M.A. Clinical Psychology (University of Cape Town, 2010), B.Soc.Sci. Hons (UCT); B.A. Hons (UCT); B.Soc.Sci. (UCT)


Training at the UCT Child Guidance Clinic in 2008 in psychodynamic and humanistic psychotherapy. These approaches acknowledge how much our social environments shape one's development - how our personal narrative and circumstances are central to us psychologically. Practice established 2012. Member of PsySSA.


Have an interest in social-economic contextual factors around mental health, as such existential psychotherapy is interesting to me, in that it deals with meaning and all factors relevant to our mental health, including the social sphere. Psychodynamic theory is also important to me in that it acknowledges the impact of childhood on a person, and our conditioning psycho-emotionally.

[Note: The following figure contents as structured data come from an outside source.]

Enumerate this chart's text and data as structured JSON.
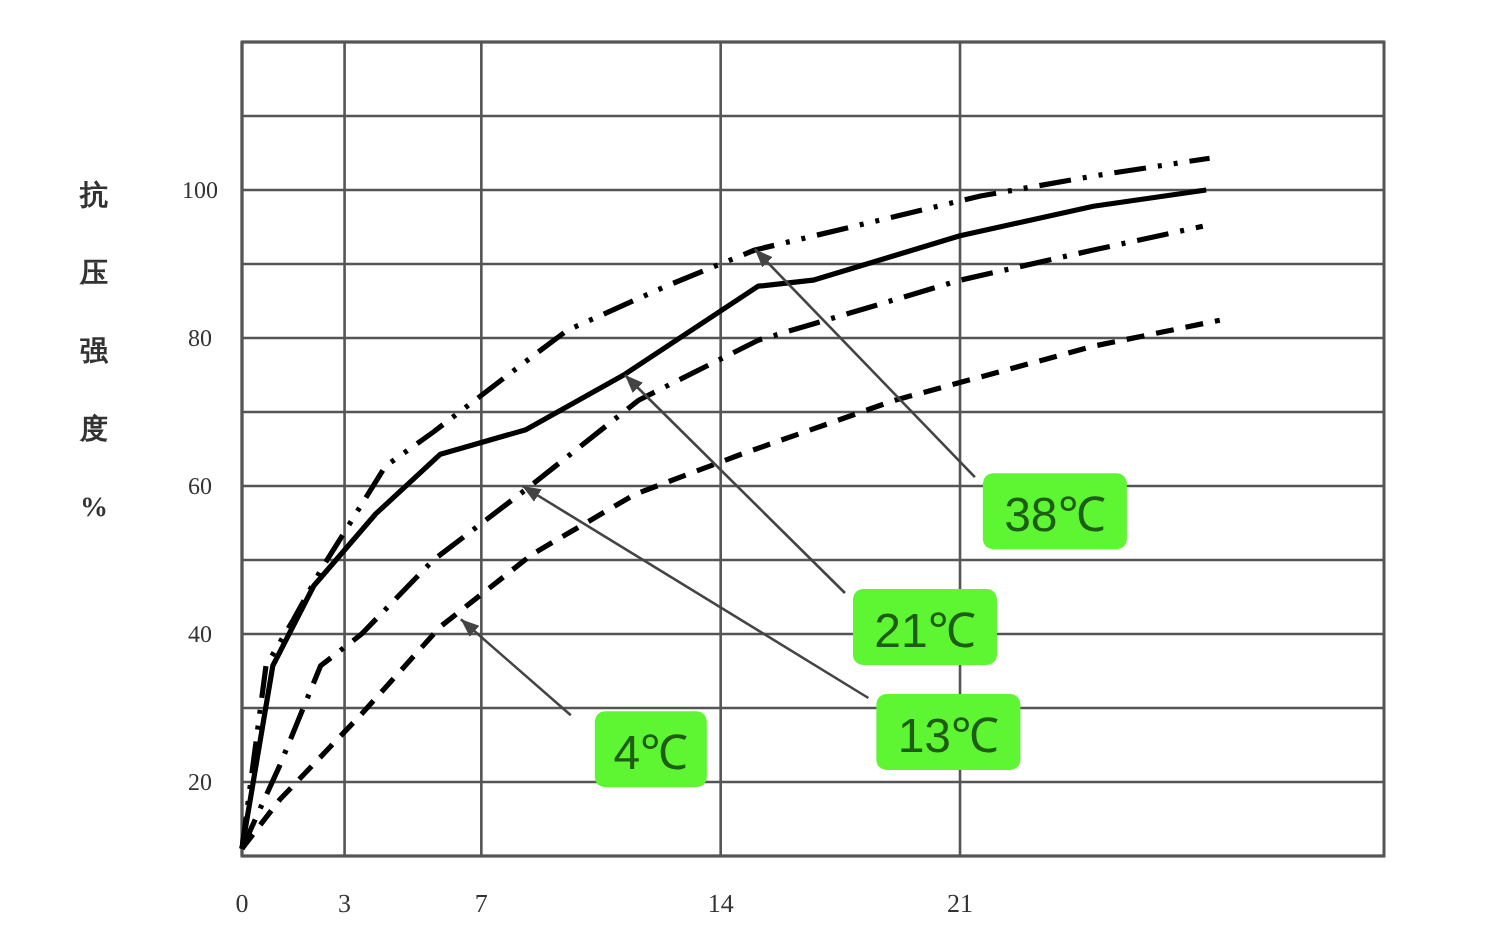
{
  "chart_data": {
    "type": "line",
    "ylabel": "抗压强度%",
    "xlim": [
      0,
      33.4
    ],
    "ylim": [
      10,
      120
    ],
    "xticks": [
      0,
      3,
      7,
      14,
      21
    ],
    "yticks": [
      {
        "value": 10,
        "label": null
      },
      20,
      {
        "value": 30,
        "label": null
      },
      40,
      {
        "value": 50,
        "label": null
      },
      60,
      {
        "value": 70,
        "label": null
      },
      80,
      {
        "value": 90,
        "label": null
      },
      100,
      {
        "value": 110,
        "label": null
      },
      {
        "value": 120,
        "label": null
      }
    ],
    "grid": true,
    "series": [
      {
        "color": "#000000",
        "line_style": "dashdotdot",
        "x": [
          0,
          0.7,
          1.5,
          2.3,
          4.2,
          5.6,
          8.2,
          9.5,
          12.4,
          15,
          21.6,
          24.9,
          28.3
        ],
        "values": [
          11,
          35.7,
          41.9,
          48.6,
          62.7,
          67.3,
          76.5,
          81,
          87,
          91.9,
          99.2,
          101.9,
          104.3
        ]
      },
      {
        "color": "#000000",
        "line_style": "solid",
        "x": [
          0,
          0.9,
          2.1,
          3.9,
          5.8,
          8.3,
          11.2,
          15.1,
          16.7,
          21,
          24.9,
          28.2
        ],
        "values": [
          11,
          35.7,
          46.5,
          56.2,
          64.3,
          67.6,
          75.1,
          87,
          87.8,
          93.8,
          97.8,
          100
        ]
      },
      {
        "color": "#000000",
        "line_style": "dashdot",
        "x": [
          0,
          1.1,
          2.3,
          3.5,
          5.6,
          8.3,
          11.6,
          15.1,
          16.7,
          21,
          24.9,
          28.1
        ],
        "values": [
          11,
          22.2,
          35.7,
          40,
          50,
          59.5,
          71.6,
          79.7,
          81.9,
          87.8,
          91.9,
          95.1
        ]
      },
      {
        "color": "#000000",
        "line_style": "dashed",
        "x": [
          0,
          1.1,
          3.5,
          5.8,
          8.5,
          11.5,
          14.6,
          19.1,
          24.9,
          28.6
        ],
        "values": [
          11,
          17.6,
          29.2,
          41,
          50.8,
          58.9,
          64.3,
          71.6,
          78.9,
          82.4
        ]
      }
    ],
    "annotations": [
      {
        "text": "38℃",
        "x": 15,
        "y": 92
      },
      {
        "text": "21℃",
        "x": 11.2,
        "y": 75
      },
      {
        "text": "13℃",
        "x": 8.2,
        "y": 60
      },
      {
        "text": "4℃",
        "x": 6.4,
        "y": 42
      }
    ]
  }
}
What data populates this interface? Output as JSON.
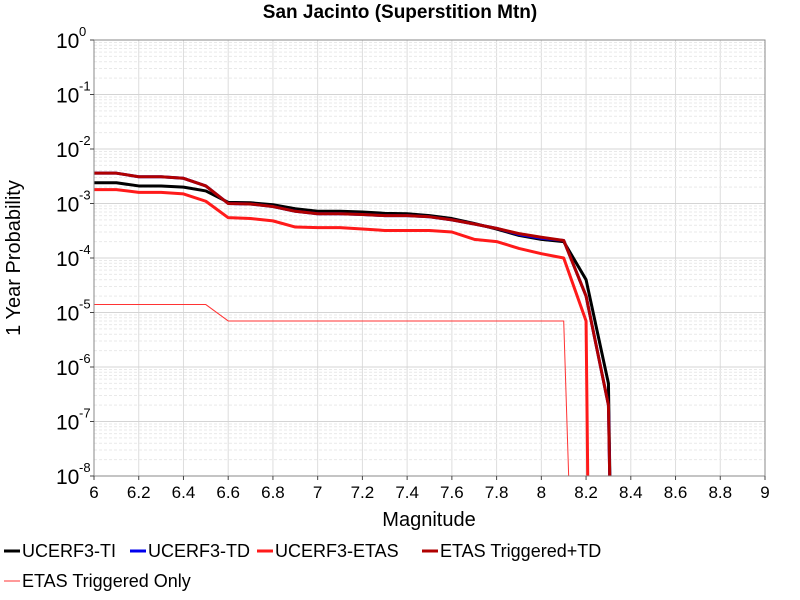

Published a review in 2010 of therapy done at the UCT Child Guidance Clinic between 1997 and 2007, focusing on therapy outcomes, social class and access to services in the South African Journal of Psychology.

Psychotherapy

Short-term work over a few sessions or longer-term meetings available. Therapy aims to provide a space for thinking about things calmly and helpfully. Sessions are scheduled according patient's own needs and pace. Being conscious of one's feelings, contemplations and values is important. I try to provide a down-to-earth, respectful and encouraging psychotherapy atmosphere.


Therapy process

1. Meeting and history-taking session.

2. We will appraise what area your challenges fall into; and start to build a framework of understanding around this symptom constellation. 

3. Subsequent sessions work to familiarise you as the patient with our dynamic understanding of the issues at hand.

4. Preventative and ameliorative check-in on your day to day life patterns, and around ways to shift outcomes.

Therapy for:

  • Panic attack: Heightened anxiety - panic includes symptoms like increased heart rate, feeling faint, sweating, panic and a feeling of impending threat, racing thoughts and shallow breathing.
  • Esteem: Our sense of self and conditioned experience of self-trust is fundamental to us. We come from what we know and have seen, often that becomes internalised and repeated in ways that are not useful.
  • Dream interpretation: In interpreting dreams the person's associations to images and to the story in the dream are useful.